En un principio, la gente vivía en la obscuridad y sólo se alumbraba con la candela de los maderos. No existía el día ni la noche.
Había un hombre warao
con sus dos hijas que se enteró de la existencia de un joven dueño de la luz. Así, llamó a su hija
mayor y le ordenó ir hasta donde estaba el dueño de la luz para que se la trajera. Ella tomó
su; mapire y partió. Pero eran muchos los caminos y el que eligió la llevó a la
casa del venado. Lo conoció y se entretuvo jugando con él. Cuando regresó a
casa de su padre, no traía la luz; entonces el padre resolvió enviar a la hija
menor.
La muchacha tomó el
buen camino y tras mucho caminar llegó a la casa del dueño de la luz. Le dijo al joven que
ella venía a conocerlo, a estar con él y a obtener la luz para su padre. El
dueño de la luz le contestó que la esperaba y ahora que había llegado,
vivirían juntos. Con mucho cuidado abrió su torotoro y la luz iluminó sus
brazos y sus dientes blancos y el pelo y los ojos negros de la muchacha. Así, ella
descubrió la luz y su dueño, después de mostrársela, la guardó.
Todos los días el
dueño de la luz la sacaba de su caja para jugar con la muchacha. Pero ella
recordó que debía llevarle la luz a su padre y entonces su amigo se la regaló. Le llevó el
torotoro al padre, quien lo guindó en uno de los troncos del palafito. Los
brillantes rayos iluminaron las aguas, las plantas y el paisaje.
Cuando se supo entre
los pueblos del delta del Orinoco que una familia tenía la luz, los warao
comenzaron a venir en sus curiaras a conocerla. Tantas y tantas curiaras con
más y más gente llegaron, que el palafito ya no podía soportar el peso de tanta
gente maravillada con la luz; nadie se marchaba porque la vida era más
agradable en la claridad.
Y fue que el padre no pudo soportar tanta gente dentro y
fuera de su casa que de un fuerte manotazo rompió la caja y la lanzó al
cielo.
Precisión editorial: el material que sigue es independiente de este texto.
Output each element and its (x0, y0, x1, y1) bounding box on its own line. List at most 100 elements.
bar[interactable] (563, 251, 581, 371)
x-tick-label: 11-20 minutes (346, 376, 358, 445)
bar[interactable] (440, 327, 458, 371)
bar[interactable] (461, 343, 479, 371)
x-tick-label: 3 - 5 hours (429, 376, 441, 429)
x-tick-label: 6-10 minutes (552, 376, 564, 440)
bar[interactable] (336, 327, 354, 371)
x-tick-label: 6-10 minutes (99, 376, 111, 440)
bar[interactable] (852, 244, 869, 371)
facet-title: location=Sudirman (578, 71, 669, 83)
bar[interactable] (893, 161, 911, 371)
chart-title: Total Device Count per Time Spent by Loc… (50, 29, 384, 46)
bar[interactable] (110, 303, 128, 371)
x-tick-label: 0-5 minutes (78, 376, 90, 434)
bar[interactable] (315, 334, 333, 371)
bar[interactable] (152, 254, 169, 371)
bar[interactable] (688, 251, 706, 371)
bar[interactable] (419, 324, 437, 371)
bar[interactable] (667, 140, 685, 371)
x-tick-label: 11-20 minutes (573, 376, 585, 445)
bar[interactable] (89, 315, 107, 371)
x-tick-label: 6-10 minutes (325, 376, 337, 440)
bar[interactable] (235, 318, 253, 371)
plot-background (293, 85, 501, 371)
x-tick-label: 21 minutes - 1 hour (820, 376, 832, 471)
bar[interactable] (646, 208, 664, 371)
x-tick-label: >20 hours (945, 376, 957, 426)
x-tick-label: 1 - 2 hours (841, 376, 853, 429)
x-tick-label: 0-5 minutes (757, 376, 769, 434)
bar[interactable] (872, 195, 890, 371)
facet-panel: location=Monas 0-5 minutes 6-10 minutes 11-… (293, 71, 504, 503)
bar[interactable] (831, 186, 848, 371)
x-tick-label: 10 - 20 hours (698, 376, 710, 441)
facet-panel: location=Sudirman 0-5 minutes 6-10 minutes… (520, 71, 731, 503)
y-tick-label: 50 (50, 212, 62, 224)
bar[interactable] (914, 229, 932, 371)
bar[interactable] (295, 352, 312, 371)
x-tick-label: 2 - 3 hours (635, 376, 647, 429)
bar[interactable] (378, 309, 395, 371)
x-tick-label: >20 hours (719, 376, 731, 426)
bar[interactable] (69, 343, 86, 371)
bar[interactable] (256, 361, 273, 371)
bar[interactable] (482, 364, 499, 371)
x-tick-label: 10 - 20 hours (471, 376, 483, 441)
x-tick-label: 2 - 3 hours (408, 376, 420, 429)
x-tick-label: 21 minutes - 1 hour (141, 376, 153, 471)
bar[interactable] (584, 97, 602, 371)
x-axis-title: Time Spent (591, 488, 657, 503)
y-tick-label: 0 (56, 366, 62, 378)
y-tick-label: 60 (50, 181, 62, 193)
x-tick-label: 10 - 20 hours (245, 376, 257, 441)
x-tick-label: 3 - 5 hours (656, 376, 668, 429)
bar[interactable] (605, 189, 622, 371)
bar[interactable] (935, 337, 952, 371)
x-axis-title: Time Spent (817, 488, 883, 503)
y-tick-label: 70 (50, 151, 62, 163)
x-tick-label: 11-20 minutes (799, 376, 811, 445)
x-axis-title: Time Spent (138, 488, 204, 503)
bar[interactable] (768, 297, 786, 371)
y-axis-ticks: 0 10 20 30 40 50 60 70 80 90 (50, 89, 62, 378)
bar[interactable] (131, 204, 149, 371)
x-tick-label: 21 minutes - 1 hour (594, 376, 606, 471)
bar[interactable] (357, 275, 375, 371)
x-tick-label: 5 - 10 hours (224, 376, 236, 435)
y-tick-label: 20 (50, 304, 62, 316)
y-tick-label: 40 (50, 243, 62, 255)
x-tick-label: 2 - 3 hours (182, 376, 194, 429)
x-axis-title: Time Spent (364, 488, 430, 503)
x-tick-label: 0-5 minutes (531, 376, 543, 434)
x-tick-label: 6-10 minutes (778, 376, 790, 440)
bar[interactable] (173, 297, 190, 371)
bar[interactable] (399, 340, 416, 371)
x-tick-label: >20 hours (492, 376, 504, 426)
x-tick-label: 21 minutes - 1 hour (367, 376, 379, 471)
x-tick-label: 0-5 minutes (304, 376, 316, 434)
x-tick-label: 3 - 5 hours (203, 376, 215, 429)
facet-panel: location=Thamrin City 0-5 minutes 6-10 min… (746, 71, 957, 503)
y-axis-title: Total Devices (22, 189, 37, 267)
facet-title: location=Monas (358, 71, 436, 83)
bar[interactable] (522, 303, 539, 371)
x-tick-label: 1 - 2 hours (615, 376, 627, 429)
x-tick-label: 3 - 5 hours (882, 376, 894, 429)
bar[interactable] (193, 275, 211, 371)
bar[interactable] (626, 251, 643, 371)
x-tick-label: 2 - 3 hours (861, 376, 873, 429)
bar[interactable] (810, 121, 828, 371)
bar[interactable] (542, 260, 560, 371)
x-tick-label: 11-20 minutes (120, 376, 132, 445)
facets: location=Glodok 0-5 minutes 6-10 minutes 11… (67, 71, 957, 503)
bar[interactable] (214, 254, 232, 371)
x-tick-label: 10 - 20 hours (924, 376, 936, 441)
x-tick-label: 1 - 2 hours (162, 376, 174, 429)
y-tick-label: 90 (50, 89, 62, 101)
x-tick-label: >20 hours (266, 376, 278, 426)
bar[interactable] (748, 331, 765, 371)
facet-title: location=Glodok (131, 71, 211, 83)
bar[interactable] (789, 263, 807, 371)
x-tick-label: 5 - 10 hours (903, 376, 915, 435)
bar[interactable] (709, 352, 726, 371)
El cuerpo de la luz voló hacia el Este y el torotoro hacia el Oeste. De
la luz se hizo el sol y de la caja que la guardaba surgió la luna. De un lado
quedó el sol y del otro la luna, pero marchaban muy rápido porque todavía
llevaban el impulso que los había lanzado al cielo, los días y las noches eran
cortísimos.
Entonces el padre le pidió a su hija menor un morroco pequeño y
cuando el sol estuvo sobre su cabeza se lo lanzó diciéndole que era un regalo y
que lo esperara. Desde ese momento, el sol se puso a esperar al morroco. Así,
al amanecer, el sol iba poco a poco, al mismo paso del morroco.